In a tabloid media world, there is not a lot of respect demonstrated liken the one Doug gives to the young couple in Bedroom Radio. This very beautiful film about Yvonne and Gary, who try to make a living in a hard social environment in Glasgow is a small masterpiece. She is around 20 but has already three children and he has one big passion: To make radio. That is the story that is followed over a long period where he fights with the authorities as the radio transmit is illegal – right to the point where Gary dies in an accident that has nothing to do with his radio activity.

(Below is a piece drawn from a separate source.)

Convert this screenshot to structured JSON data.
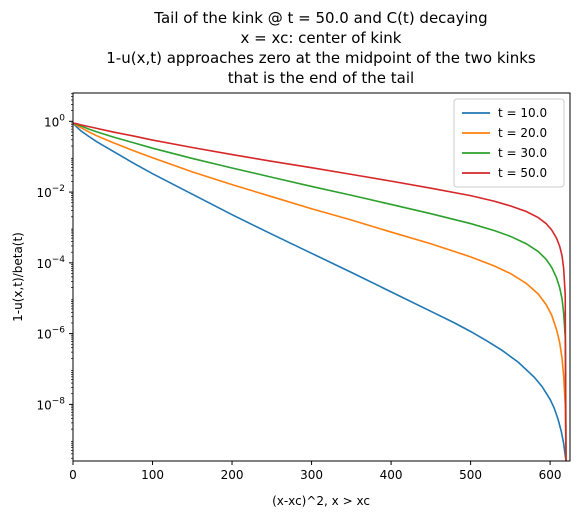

I have been travelling a lot to ex-Yugoslavia due to my work and I have found great pleasure in watching the four films that Doug has made from this region during and after the wars: Louder than Bombs and A Different Pitch with football trainer Scotty Lee as the main character who trains kids in football and in how to avoid the minefields. And Victims of Geography and See you in the Next War.
I just saw the latter again and recognised that Doug’s skills not only include that it is easy for him to win the confidence of the characters – he also conveys to us the development that happens to them as the one with Gordan, the B92 dj who grows in importance in the film. From being a person who comments on the state of Serbia and freedom, but also doubts the future in the personal black humourous way that is very characteristic for the Serbs.
Time is of course a key element for a documentary maker as Doug. He knows that you need to stay long with the characters and in the situations that unfold in a reality that is uncontrollable. You just have to be there with yourself, your camera and your personal integrity. You have to be able to catch what goes on and to listen and observe. But you also have to have a heart for people in need or for people committed to a cause like the sympathetic policeman in Harrigan´s Beat or for Peri in Kurdi, another strong, actual and relevant humanistic documentary from Doug Aubrey.